Although she had been almost continually in print since her debut in 1941, she made the leap to television in 1975. After 35 years, America again needed powerful superheroes to protect us, to wrangle back the chaos and bring the bad, scary guys to their knees.
As in 1941, the US was again embroiled in war and turmoil. The Vietnam war ended with Vietnam’s unconditional surrender and the US pulled out of Cambodia, both defeats for democracy. Gas prices had skyrocketed due to the 1973 oil crisis, creating extreme gas lines Nd increased gasoline prices for more years. Following the stock market crashed of 1974, the American economy had tanked into recession and the unemployment rate hit 9.2%. It was the height of the Cold War and the threat of nuclear war was prevalent.
America was also smack dab in the middle of the second wave of feminism. Ms. Magazine debuted at this time. Despite The Equal Rights Amendment failing to be ratified by the states, Title IX regulations barring sex discrimination in college athletics were enacted and the US military academies were opened to women.
The New Original Wonder Woman was created by ABC. It stayed close to the original comic-book story. Set it in the 1940’s, it embraced the same costume, the same male side-kick, the same back story, and the same villains. To many radical feminists, this looked like a sell-out. In May of 1975, The Redstockings of the Women’s Liberation Movement, a radical feminist group, denounced Wonder Woman as the “ruination of feminism.” (Lapore)
Wonder Woman’s amazing powers all promoted the agenda of women’s equality. Most significant to me was her lack of secrecy. She only created her Diana Prince persona because living as Wonder Woman caused such a ruckus it interfered with her ability to fight the bad guys. Otherwise, she didn’t hide, but protected those around her in the open, visible to anyone looking.
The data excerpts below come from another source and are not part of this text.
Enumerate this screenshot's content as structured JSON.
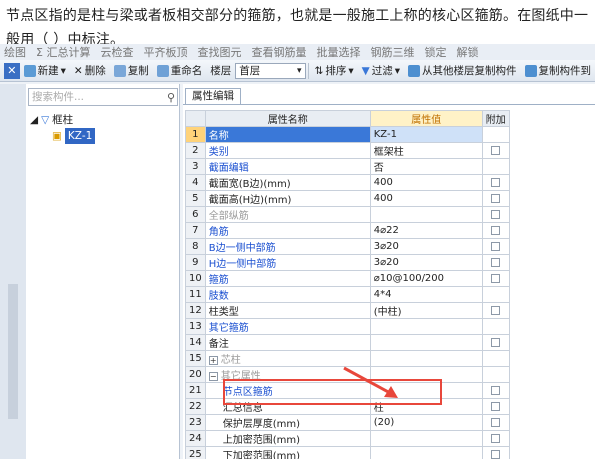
{
  "question": "节点区指的是柱与梁或者板相交部分的箍筋，也就是一般施工上称的核心区箍筋。在图纸中一般用（ ）中标注。",
  "top_toolbar": [
    "绘图",
    "Σ 汇总计算",
    "云检查",
    "平齐板顶",
    "查找图元",
    "查看钢筋量",
    "批量选择",
    "钢筋三维",
    "锁定",
    "解锁"
  ],
  "toolbar": {
    "new": "新建",
    "delete": "删除",
    "copy": "复制",
    "rename": "重命名",
    "floor_label": "楼层",
    "floor_value": "首层",
    "sort": "排序",
    "filter": "过滤",
    "copy_from_floor": "从其他楼层复制构件",
    "copy_to": "复制构件到"
  },
  "left_panel": {
    "search_placeholder": "搜索构件...",
    "tree": {
      "parent": "框柱",
      "child": "KZ-1"
    }
  },
  "property_tab": "属性编辑",
  "grid": {
    "headers": {
      "name": "属性名称",
      "value": "属性值",
      "add": "附加"
    },
    "rows": [
      {
        "num": "1",
        "name": "名称",
        "value": "KZ-1",
        "style": "link",
        "checkbox": false,
        "selected": true
      },
      {
        "num": "2",
        "name": "类别",
        "value": "框架柱",
        "style": "link",
        "checkbox": true
      },
      {
        "num": "3",
        "name": "截面编辑",
        "value": "否",
        "style": "link",
        "checkbox": false
      },
      {
        "num": "4",
        "name": "截面宽(B边)(mm)",
        "value": "400",
        "style": "normal",
        "checkbox": true
      },
      {
        "num": "5",
        "name": "截面高(H边)(mm)",
        "value": "400",
        "style": "normal",
        "checkbox": true
      },
      {
        "num": "6",
        "name": "全部纵筋",
        "value": "",
        "style": "gray",
        "checkbox": true
      },
      {
        "num": "7",
        "name": "角筋",
        "value": "4⌀22",
        "style": "link",
        "checkbox": true
      },
      {
        "num": "8",
        "name": "B边一侧中部筋",
        "value": "3⌀20",
        "style": "link",
        "checkbox": true
      },
      {
        "num": "9",
        "name": "H边一侧中部筋",
        "value": "3⌀20",
        "style": "link",
        "checkbox": true
      },
      {
        "num": "10",
        "name": "箍筋",
        "value": "⌀10@100/200",
        "style": "link",
        "checkbox": true
      },
      {
        "num": "11",
        "name": "肢数",
        "value": "4*4",
        "style": "link",
        "checkbox": false
      },
      {
        "num": "12",
        "name": "柱类型",
        "value": "(中柱)",
        "style": "normal",
        "checkbox": true
      },
      {
        "num": "13",
        "name": "其它箍筋",
        "value": "",
        "style": "link",
        "checkbox": false
      },
      {
        "num": "14",
        "name": "备注",
        "value": "",
        "style": "normal",
        "checkbox": true
      },
      {
        "num": "15",
        "name": "芯柱",
        "value": "",
        "style": "gray",
        "checkbox": false,
        "expander": "+"
      },
      {
        "num": "20",
        "name": "其它属性",
        "value": "",
        "style": "gray",
        "checkbox": false,
        "expander": "−"
      },
      {
        "num": "21",
        "name": "节点区箍筋",
        "value": "",
        "style": "link",
        "checkbox": true,
        "indent": true
      },
      {
        "num": "22",
        "name": "汇总信息",
        "value": "柱",
        "style": "normal",
        "checkbox": true,
        "indent": true
      },
      {
        "num": "23",
        "name": "保护层厚度(mm)",
        "value": "(20)",
        "style": "normal",
        "checkbox": true,
        "indent": true
      },
      {
        "num": "24",
        "name": "上加密范围(mm)",
        "value": "",
        "style": "normal",
        "checkbox": true,
        "indent": true
      },
      {
        "num": "25",
        "name": "下加密范围(mm)",
        "value": "",
        "style": "normal",
        "checkbox": true,
        "indent": true
      }
    ]
  },
  "colors": {
    "highlight_box": "#e8473b",
    "arrow": "#e8473b"
  }
}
Her greatest power was her thin, golden lasso. Despite it’s seeming fragility, one wrap of it around your waist and out came the truth. Obviously, because bringing truth out of the shadows and into the light wields immense power. The lasso needn’t strong because it was Wonder Woman’s integrity and strength of character that held the power, not the rope. As Lapore wrote, “… …her only weakness is that she loses her strength if a man binds her in chains.” The chains her villains inevitably used were thick and heavy because, lacking the integrity of Wonder Woman herself, they needed brute strength to accomplish their goals.
Her bullet-repelling bracelets created almost perfect protection while exposing her to the current villain. (Unlike Captain American, who hid behind his shield when attacked, or Spider-Man, who used his web to pull himself away from danger, or Batman who hid his face behind a mask and almost always took action at night.) All she had to do was raise her arm, look straight into the villain’s eyes, and watch as his attempts to take her down failed in a barrage of impotence.
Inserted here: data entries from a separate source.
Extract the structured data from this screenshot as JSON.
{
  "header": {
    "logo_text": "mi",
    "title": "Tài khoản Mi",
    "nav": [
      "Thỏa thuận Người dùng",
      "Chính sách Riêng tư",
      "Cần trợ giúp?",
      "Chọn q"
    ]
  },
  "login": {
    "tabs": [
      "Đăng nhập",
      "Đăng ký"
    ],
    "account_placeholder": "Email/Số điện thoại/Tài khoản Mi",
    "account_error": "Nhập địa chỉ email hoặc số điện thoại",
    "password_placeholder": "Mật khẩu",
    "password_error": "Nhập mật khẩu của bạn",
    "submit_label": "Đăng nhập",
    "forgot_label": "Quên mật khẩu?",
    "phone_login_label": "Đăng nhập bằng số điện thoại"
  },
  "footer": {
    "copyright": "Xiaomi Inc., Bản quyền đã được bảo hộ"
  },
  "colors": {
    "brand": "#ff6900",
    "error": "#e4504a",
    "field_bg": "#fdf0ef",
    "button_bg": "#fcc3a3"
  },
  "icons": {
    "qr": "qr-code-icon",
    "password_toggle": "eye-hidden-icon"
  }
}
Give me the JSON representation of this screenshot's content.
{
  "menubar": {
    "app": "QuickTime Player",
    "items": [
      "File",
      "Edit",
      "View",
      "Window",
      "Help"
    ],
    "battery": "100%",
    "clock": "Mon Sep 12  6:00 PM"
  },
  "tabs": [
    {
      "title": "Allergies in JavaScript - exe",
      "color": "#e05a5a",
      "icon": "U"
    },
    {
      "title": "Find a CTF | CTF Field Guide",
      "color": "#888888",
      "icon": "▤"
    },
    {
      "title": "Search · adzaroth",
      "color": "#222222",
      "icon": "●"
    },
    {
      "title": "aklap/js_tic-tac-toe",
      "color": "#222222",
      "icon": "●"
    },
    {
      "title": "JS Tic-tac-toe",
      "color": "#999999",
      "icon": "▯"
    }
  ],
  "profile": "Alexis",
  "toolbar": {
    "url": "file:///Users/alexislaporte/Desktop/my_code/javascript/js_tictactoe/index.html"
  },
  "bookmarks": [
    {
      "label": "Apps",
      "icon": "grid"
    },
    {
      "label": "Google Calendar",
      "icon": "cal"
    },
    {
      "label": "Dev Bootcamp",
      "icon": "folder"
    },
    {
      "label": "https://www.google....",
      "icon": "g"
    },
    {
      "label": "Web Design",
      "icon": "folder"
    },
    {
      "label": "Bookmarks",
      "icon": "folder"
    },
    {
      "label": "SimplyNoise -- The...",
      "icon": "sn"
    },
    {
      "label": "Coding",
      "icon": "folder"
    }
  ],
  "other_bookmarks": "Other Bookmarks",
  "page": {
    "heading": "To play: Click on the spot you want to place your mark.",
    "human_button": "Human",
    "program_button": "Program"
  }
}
During travel, she flew through the air in her invisible airplane. There she was, flying through the air, unafraid and unashamed as if to say, “Yes, I do not need to employ stealth tactics. My cause is right and just. What are you going to do about it?”
My nine-year old’s read on these super powers? It is by letting people see who you really are, by facing them eye to eye with apparent vulnerability, that you gain the strength and power to save the day.
While I watched her on TV, and held her doll at night, I wasn’t thinking about equality between men and women or breaking down gender stereotypes. I just wanted to be like her. I wanted her confidence in the world. I wanted her invisible plane. I am pretty sure I wanted her hair. Mostly, I wanted to have the power to chase away the bad guys and make the world a better place.
Now, as a psychologist working in the field of trauma, I can say that Wonder Women inspired me to find my own superpower. These days, I help people chase away the bad guys lurking in their minds after terrible things happen to them. Using what I learned from Wonder Woman, the power of vulnerability and truth, I help people find hope and joy again.
So, thank you Wonder Woman, for inspiring a young, shy, nerdy girl to find her own superpower and figure out how to help save the world from the bad guys.